Eva asked the panelist about the different kinds of borders in their stories, and how their characters and they as writers respond to these borders.

Sharon, whose novel is about Tamil refugees from Sri Lanka, landing off the coast of British Columbia, says that more than personal, physical, and geographical borders, her characters navigate the liminal spaces of silences and secrets. 

In Uzma’s Ayesha At Last, the boundaries are purely personal. A character in the novel, Khalid, knows he appears weird to the world because of in-your-face refusal to abandon his ethnicity and cultural rootedness; but he doesn’t worry overtly about this because he contends that he is who he is because of his belief; the reader is not expected to like him rather spend time with him to understand him.

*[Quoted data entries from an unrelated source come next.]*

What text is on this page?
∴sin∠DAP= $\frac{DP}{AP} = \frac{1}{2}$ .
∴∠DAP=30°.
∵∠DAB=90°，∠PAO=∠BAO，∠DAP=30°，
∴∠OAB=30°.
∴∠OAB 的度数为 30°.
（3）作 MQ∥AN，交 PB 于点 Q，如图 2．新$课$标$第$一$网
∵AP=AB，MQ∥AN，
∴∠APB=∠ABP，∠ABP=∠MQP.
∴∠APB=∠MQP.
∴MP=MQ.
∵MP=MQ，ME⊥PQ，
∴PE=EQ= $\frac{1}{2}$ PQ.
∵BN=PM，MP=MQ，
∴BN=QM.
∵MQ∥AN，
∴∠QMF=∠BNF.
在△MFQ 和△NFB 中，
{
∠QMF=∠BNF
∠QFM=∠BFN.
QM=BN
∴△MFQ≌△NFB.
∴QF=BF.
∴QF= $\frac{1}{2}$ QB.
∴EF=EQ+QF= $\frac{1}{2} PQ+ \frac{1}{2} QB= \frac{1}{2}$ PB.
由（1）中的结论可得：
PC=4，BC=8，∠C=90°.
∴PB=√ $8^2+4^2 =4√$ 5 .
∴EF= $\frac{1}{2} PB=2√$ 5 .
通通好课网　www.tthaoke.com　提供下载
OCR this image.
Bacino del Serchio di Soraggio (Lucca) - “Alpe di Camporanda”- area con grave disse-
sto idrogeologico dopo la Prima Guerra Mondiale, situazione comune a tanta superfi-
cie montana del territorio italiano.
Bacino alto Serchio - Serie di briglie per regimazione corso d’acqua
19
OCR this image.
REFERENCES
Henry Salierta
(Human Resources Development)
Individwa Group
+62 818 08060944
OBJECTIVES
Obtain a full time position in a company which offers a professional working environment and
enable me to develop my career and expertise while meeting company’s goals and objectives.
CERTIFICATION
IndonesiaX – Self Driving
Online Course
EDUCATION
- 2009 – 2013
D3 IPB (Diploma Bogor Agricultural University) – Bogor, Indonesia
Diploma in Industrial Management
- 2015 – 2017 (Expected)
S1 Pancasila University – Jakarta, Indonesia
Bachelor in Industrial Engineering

“People cross borders often without having a choice,” Josh says. In his novel, which explores the relationship between an American (Andrew) and a Gambian (Thomas), the protagonists cross the continental borders, and the borders of control drawn by the society and families. In Manjushree’s All of Us in Our In Our Own Lives, Ava Berriden goes from Toronto to Nepal to find meaning in her life, but realises that she is unwanted despite her power.

The discussion dealt with issues that are common to Canadian milieu – issues such as acceptance, belonging, identity and home. “What gives us our identity, and how much of it is related to race?” asked Eva, whose careful choice of questions accentuated the inherently Canadian character of these authors.